Ainsi, le contrat pour l’achat de fournitures de bureau pour lequel devait initialement être déboursé un montant de 398 796 $ a plutôt coûté 1,7 million de dollars.

Le deuxième contrat visant l’acquisition de mobilier de bureau a pour sa part subi trois hausses consécutives, passant de 7,9 millions de dollars à un total de plus de 18 millions de dollars.

Quant au contrat de service, il a augmenté de 286 571 $, pour un total de 745 571 $.

Selon le BIG, les hausses de coût des deux premiers contrats s’expliquent par une augmentation des quantités de fournitures et de mobilier de bureau achetés par la STM aux soumissionnaires.

Quant au contrat de services de promotion, la cause principale de son augmentation est due à l’ajout d’un mandat de distribution de masques lavables à la clientèle de la STM en raison de la pandémie de COVID-19, note le rapport. L’achat des masques avait été effectué par la STM.

Erreurs dans des appels d’offres

Après analyse, l’inspectrice générale en est venue à la conclusion que ces contrats n’ont pas respecté la Loi sur les sociétés de transport en commun ni le Règlement concernant la gestion contractuelle de la STM. Elle a détaillé particulièrement les deux premiers dans son rapport.
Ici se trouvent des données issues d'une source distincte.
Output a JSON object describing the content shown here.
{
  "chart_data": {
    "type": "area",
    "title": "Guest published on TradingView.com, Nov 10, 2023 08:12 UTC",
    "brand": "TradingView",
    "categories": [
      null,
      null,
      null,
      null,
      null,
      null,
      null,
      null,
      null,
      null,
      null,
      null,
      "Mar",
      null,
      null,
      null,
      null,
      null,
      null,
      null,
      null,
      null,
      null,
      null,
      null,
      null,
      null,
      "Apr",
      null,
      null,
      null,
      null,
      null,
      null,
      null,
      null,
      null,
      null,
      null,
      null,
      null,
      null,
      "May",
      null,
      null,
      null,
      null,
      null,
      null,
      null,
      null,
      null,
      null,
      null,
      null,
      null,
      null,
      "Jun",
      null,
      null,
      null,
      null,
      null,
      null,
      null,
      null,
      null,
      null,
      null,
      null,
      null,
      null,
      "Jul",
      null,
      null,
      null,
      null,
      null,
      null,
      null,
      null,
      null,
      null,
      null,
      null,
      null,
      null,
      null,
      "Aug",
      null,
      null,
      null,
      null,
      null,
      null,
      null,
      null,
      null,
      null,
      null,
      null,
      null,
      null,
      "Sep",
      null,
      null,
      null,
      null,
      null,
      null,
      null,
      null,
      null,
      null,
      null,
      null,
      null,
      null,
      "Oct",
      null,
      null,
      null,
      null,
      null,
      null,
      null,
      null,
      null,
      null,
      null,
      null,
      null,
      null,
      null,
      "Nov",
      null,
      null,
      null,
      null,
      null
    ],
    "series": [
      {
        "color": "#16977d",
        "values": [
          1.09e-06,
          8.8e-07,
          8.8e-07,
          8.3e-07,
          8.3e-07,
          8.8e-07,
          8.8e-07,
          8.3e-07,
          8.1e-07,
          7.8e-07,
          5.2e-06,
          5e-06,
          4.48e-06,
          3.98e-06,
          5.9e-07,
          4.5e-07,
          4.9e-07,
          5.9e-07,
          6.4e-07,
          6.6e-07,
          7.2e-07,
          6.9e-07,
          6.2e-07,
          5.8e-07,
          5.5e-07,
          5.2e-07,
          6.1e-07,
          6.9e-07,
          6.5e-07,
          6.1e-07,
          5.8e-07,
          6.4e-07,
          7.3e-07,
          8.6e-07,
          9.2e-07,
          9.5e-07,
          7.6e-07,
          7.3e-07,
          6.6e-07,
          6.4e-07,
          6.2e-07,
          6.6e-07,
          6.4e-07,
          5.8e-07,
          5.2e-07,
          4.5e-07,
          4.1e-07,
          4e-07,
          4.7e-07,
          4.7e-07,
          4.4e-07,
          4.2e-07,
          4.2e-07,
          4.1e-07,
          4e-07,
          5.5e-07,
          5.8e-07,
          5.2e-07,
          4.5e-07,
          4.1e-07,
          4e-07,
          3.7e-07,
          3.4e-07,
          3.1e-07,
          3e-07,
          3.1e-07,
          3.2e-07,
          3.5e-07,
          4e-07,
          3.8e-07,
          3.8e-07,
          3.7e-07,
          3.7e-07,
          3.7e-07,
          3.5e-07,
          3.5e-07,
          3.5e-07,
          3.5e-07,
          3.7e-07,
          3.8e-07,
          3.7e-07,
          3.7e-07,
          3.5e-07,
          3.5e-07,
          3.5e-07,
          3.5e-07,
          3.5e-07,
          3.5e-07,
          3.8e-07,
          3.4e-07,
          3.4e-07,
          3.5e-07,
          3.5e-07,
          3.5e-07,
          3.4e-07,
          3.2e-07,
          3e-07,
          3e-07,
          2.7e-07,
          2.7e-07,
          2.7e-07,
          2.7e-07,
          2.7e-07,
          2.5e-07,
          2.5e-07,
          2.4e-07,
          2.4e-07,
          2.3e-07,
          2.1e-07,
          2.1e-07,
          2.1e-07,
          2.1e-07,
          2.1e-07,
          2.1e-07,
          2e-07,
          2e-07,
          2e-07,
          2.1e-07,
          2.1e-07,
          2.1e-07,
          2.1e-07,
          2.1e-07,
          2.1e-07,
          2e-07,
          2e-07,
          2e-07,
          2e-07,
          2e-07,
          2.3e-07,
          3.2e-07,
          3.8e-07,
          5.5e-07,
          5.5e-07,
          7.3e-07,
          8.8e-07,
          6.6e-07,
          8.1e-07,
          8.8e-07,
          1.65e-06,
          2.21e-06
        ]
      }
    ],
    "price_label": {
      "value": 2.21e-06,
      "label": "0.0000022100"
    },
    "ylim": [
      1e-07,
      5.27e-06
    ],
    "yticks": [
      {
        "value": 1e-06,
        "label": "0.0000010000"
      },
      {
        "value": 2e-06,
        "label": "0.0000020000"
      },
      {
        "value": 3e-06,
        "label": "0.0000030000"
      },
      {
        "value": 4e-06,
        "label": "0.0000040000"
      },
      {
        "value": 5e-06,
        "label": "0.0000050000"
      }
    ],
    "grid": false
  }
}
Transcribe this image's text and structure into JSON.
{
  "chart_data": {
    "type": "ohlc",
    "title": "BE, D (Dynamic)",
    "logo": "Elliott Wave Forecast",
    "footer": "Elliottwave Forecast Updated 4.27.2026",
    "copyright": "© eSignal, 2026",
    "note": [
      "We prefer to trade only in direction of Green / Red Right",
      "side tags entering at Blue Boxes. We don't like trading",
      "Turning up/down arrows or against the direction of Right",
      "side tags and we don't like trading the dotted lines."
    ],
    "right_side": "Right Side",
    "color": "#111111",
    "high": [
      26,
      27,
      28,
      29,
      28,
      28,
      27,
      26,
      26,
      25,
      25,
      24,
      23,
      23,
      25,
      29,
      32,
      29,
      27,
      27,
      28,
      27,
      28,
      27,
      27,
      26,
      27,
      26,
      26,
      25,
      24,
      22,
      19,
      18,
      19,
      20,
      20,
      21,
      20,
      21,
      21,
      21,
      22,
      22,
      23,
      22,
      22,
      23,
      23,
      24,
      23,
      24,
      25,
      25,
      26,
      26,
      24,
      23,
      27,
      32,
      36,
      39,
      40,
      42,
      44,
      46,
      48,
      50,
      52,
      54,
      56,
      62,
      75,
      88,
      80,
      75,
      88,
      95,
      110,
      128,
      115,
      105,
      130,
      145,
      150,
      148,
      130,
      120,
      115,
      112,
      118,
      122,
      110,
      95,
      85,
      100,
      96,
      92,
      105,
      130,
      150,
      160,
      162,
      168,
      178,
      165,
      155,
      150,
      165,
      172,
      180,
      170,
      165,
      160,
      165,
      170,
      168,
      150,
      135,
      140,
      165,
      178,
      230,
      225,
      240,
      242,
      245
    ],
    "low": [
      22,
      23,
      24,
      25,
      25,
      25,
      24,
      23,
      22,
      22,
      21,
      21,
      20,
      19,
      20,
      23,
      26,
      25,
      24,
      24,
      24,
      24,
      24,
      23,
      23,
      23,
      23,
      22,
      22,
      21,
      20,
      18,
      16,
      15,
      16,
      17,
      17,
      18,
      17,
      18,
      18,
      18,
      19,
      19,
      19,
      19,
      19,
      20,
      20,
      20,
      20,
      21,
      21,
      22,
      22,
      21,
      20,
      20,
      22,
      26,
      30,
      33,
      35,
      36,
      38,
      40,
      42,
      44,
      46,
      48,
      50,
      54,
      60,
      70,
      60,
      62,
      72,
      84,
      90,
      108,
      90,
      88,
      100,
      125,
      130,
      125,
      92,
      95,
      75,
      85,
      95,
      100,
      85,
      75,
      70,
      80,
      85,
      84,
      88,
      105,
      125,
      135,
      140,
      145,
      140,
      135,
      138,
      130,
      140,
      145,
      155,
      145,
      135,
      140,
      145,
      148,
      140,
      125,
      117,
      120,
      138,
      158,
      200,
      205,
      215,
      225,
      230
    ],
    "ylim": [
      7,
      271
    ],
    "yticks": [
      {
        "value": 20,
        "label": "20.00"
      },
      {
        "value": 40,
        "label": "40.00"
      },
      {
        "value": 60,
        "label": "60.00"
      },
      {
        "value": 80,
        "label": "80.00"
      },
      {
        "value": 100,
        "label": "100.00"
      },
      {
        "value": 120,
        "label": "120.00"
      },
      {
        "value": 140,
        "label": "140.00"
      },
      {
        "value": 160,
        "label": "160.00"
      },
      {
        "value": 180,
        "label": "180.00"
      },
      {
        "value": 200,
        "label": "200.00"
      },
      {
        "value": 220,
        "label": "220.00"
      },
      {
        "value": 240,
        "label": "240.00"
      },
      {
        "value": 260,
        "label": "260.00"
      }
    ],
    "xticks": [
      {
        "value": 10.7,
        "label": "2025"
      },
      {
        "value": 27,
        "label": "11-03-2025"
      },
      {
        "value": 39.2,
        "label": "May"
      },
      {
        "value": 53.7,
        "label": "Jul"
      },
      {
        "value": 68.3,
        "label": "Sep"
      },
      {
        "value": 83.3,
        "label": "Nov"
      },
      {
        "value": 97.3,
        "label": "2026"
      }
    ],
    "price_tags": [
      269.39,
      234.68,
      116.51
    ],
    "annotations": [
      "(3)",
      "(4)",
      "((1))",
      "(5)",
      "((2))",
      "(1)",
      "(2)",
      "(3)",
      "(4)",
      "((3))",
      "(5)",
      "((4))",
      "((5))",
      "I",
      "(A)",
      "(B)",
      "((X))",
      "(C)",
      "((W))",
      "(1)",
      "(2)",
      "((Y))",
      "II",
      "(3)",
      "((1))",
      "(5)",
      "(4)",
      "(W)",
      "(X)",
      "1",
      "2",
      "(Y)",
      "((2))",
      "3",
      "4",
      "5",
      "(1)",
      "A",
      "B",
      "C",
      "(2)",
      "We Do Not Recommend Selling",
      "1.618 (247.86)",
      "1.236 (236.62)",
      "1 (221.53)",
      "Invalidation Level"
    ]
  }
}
Bien que tous ces contrats aient pris fin ou soient sur le point de l’être, les constats énumérés dans ce rapport n’en demeurent pas moins sérieux.

Une citation de :Extrait du rapport du Bureau de l’inspectrice générale de la Ville de Montréal

On apprend ainsi que la STM a affirmé au BIG que la hausse de 336 % observée dans le contrat de fournitures de bureau reposait sur une erreur au niveau des quantités [annuelles] estimées inscrites au bordereau des prix.

La STM soutient que ce ne serait que six mois [après l’octroi du contrat] que l’erreur aurait été constatée au bordereau des prix, alors que l’enveloppe adjugée commençait à être insuffisante, indique le rapport.

Selon le BIG, une bonne pratique aurait alors commandé un examen approfondi de la situation, ce qui aurait permis, poursuit-il, de découvrir qu’il existait un problème majeur dans les documents d’appel d’offres.

En raison de cette erreur, la STM aurait alors pu annuler l’appel d’offres et en publier un nouveau avec les quantités corrigées, ce qui aurait eu pour effet d’inciter les soumissionnaires à présenter des prix unitaires plus avantageux à la lumière d’un volume de consommation accru, estime le BIG.

Devant la prévisibilité de l’insuffisance de l’enveloppe monétaire pour couvrir les trois années du contrat, l’organisme se devait de préparer dès lors la publication d’un nouvel appel d’offres.

Une citation de :Extrait du rapport du Bureau de l’inspectrice générale de la Ville de Montréal

Le même genre de problème s’est présenté lors de l’acquisition de mobilier de bureau, la STM ayant constaté que l’enveloppe monétaire accordée s’épuiserait bien avant l’arrivée du terme du contrat.

Dans ce cas, le rapport note que la STM elle-même souligne, dans des notes complémentaires préparées en vue d’autoriser la seconde augmentation, que cette dernière visait à combler les besoins à court terme et nous laissera le temps de préparer un nouvel appel d’offres. Neuf mois plus tard, la STM a plutôt autorisé une troisième augmentation, de 96 % du montant prévu lors de l'octroi du contrat.

Selon la STM, les irrégularités survenues dans ce contrat s’expliquent par un manque de personnel dans le service requérant, une réorganisation et une migration de logiciel de gestion d’approvisionnement.

Le rapport précise que déjà pendant son enquête, la STM a mis en œuvre certaines mesures afin de revoir ses façons de faire. Elle a ensuite proposé d’autres actions pouvant être mises en place à moyen terme.

Le BIG recommande donc qu’un plan d’action comprenant toutes les mesures proposées par la STM soit mis en œuvre. Il requiert de plus d’être informé des suites qui y seront données.